The Vipers were originally founded as the Salt Lake Golden Eagles in 1969. In 1994, the franchise was purchased by Palace Sports & Entertainment, owners of the Detroit Pistons and the Palace of Auburn Hills, and relocated for the 1994–95 IHL season. A sponsorship deal with Chrysler led to the naming of the team after their Dodge Viper. A similar deal was in place with another Palace Sports-owned team, the Detroit Neon of the Continental Indoor Soccer League (CISL), which switched its sponsorship to GMC in its final year and renamed the team the Detroit Safari after yet another vehicle, the Safari.

The team hired former Buffalo Sabres coach Rick Dudley as head coach and general manager. Their first season was during the 1994–95 NHL lockout. During said lockout, the Vipers took on the Ninety-Nines, an all-star team of locked-out National Hockey League players led by Wayne Gretzky. The Vipers won, 4–3. The team won the IHL's Central Division but were eliminated by the Kansas City Blades in five games in the first round of the playoffs.

The 1995–96 season saw the notable signing of Washington Capitals star Peter Bondra for a brief time while he was locked in a holdout with Washington management. The Vipers finished the season in second place in the Central Division. In the first round of the playoffs, they defeated the Indianapolis Ice in five games, but the Vipers lost their second round playoff series to the Orlando Solar Bears in seven games.

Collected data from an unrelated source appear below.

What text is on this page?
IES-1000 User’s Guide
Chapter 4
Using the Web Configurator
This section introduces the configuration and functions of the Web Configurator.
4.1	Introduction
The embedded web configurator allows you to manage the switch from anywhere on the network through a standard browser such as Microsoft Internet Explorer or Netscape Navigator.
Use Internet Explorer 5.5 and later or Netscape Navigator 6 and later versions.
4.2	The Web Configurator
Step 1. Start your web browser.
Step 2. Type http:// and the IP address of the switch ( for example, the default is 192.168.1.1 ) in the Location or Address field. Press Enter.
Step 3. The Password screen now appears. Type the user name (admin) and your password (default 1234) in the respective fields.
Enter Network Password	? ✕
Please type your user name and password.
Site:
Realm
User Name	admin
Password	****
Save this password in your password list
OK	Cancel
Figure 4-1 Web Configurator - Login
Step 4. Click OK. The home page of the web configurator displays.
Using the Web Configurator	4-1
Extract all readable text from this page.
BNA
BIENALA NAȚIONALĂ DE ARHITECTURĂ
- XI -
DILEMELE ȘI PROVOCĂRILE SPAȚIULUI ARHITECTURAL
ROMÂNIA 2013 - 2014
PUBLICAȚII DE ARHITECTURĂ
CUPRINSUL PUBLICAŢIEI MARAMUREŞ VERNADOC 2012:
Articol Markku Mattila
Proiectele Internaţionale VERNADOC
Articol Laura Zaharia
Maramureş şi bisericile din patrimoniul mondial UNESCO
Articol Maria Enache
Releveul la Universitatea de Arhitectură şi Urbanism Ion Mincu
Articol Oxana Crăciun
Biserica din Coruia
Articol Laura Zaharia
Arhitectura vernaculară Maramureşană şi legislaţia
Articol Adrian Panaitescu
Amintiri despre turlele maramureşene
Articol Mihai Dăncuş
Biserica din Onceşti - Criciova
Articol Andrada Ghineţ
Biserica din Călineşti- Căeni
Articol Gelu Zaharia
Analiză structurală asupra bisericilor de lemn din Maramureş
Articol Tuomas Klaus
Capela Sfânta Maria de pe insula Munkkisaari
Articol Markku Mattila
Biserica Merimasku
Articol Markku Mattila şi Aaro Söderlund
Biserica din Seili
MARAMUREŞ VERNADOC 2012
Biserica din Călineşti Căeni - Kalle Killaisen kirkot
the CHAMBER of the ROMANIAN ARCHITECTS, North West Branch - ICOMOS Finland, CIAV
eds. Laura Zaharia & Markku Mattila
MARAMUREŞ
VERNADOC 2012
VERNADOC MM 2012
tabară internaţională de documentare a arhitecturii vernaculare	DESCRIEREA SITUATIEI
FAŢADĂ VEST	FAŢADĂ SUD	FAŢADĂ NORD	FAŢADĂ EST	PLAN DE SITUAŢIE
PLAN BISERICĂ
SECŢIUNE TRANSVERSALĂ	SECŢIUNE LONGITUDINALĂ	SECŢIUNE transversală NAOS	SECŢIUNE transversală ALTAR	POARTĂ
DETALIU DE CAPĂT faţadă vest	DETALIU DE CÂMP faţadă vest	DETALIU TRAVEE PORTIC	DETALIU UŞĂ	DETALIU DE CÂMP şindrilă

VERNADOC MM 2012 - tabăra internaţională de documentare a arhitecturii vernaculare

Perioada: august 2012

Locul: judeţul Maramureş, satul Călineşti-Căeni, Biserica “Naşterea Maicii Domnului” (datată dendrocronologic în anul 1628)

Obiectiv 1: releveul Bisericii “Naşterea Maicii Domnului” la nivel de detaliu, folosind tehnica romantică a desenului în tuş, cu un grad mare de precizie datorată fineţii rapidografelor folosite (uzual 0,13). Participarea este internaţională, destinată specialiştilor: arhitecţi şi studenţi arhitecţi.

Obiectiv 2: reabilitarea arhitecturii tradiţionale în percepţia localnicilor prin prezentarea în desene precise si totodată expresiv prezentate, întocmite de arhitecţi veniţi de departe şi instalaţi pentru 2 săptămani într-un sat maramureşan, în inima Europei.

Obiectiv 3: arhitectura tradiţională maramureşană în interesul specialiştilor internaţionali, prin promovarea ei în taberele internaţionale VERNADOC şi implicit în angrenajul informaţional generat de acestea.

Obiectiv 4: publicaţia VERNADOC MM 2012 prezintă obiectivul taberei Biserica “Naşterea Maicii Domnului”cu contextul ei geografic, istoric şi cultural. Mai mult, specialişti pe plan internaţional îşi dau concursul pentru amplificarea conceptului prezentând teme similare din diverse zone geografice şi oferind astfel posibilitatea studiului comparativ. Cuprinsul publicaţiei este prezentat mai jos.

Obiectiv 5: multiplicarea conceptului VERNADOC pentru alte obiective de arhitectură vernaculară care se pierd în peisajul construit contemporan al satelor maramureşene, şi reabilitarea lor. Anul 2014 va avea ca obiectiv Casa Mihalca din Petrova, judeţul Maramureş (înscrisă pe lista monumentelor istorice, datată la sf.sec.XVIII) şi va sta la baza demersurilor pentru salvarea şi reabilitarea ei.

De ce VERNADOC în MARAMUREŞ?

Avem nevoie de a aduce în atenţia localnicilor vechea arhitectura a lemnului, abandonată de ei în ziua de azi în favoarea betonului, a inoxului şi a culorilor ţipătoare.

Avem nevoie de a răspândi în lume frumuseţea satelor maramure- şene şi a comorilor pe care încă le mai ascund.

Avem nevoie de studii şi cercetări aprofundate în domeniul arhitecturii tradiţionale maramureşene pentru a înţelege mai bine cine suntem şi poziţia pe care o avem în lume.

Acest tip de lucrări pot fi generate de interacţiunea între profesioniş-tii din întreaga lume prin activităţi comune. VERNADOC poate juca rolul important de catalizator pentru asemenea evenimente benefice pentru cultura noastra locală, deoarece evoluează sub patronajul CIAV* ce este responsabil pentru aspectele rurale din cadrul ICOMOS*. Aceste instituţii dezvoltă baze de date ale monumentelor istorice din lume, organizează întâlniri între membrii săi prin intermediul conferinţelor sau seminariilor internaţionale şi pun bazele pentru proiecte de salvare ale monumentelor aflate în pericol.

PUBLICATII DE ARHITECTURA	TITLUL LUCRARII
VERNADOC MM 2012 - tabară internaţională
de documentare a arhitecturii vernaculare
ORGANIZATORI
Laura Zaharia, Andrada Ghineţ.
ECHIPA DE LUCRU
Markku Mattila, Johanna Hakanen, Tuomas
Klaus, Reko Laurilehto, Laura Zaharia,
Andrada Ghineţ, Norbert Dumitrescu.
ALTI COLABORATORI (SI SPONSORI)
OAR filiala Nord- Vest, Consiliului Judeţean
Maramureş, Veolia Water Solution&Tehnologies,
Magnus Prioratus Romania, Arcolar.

===The Turner Cup Finals===
During the off-season, Steve Ludzik succeeded Rick Dudley as head coach. This off-season also saw the arrival of Russian phenom Sergei Samsonov and IHL All-Star Stan Drulia to the Vipers. Samsonov won Rookie of the Year honors, while the Vipers won another division title. They advanced to their first appearance in the Turner Cup Finals against the Long Beach Ice Dogs. Led by Samsonov and Peter Ciavaglia, the Vipers won the series 4–2. That championship allowed Detroit to become the first city to capture two cups in the same calendar year as the Detroit Red Wings also won the
Stanley Cup.

With Samsonov selected by the Boston Bruins with the eighth overall pick in the 1997 NHL entry draft, Dan Kesa scored 40 goals in 1997–98, as the Vipers won their third division title in four seasons. They also became the first professional hockey team to have 100 points in each of their first four seasons. The Vipers advanced to the Turner Cup Finals against the Chicago Wolves. After going up 3–2, the Vipers only scored one goal in the final two games, losing the series 4–3. The season also saw a one-shift comeback from Gordie Howe, making him the only person to play hockey in six different decades as a professional. Following the season, Rick Dudley left the team to become the general manager of the Ottawa Senators.

===Demise===
The 1998–99 season saw John Torchetti hired as general manager. The Vipers won another division title and advanced to the Eastern Conference Finals against the Orlando Solar Bears. The Vipers became the first and only team in IHL history to lose a best-of-seven playoff series after being up 3–0. During the off-season, Palace Sports & Entertainment purchased the Tampa Bay Lightning and made the Vipers their top minor league affiliate. As a result, Steve Ludzik was promoted as Lightning head coach in an effort by ownership to rebuild the struggling NHL club. Paulin Bordeleau took over as Vipers head coach.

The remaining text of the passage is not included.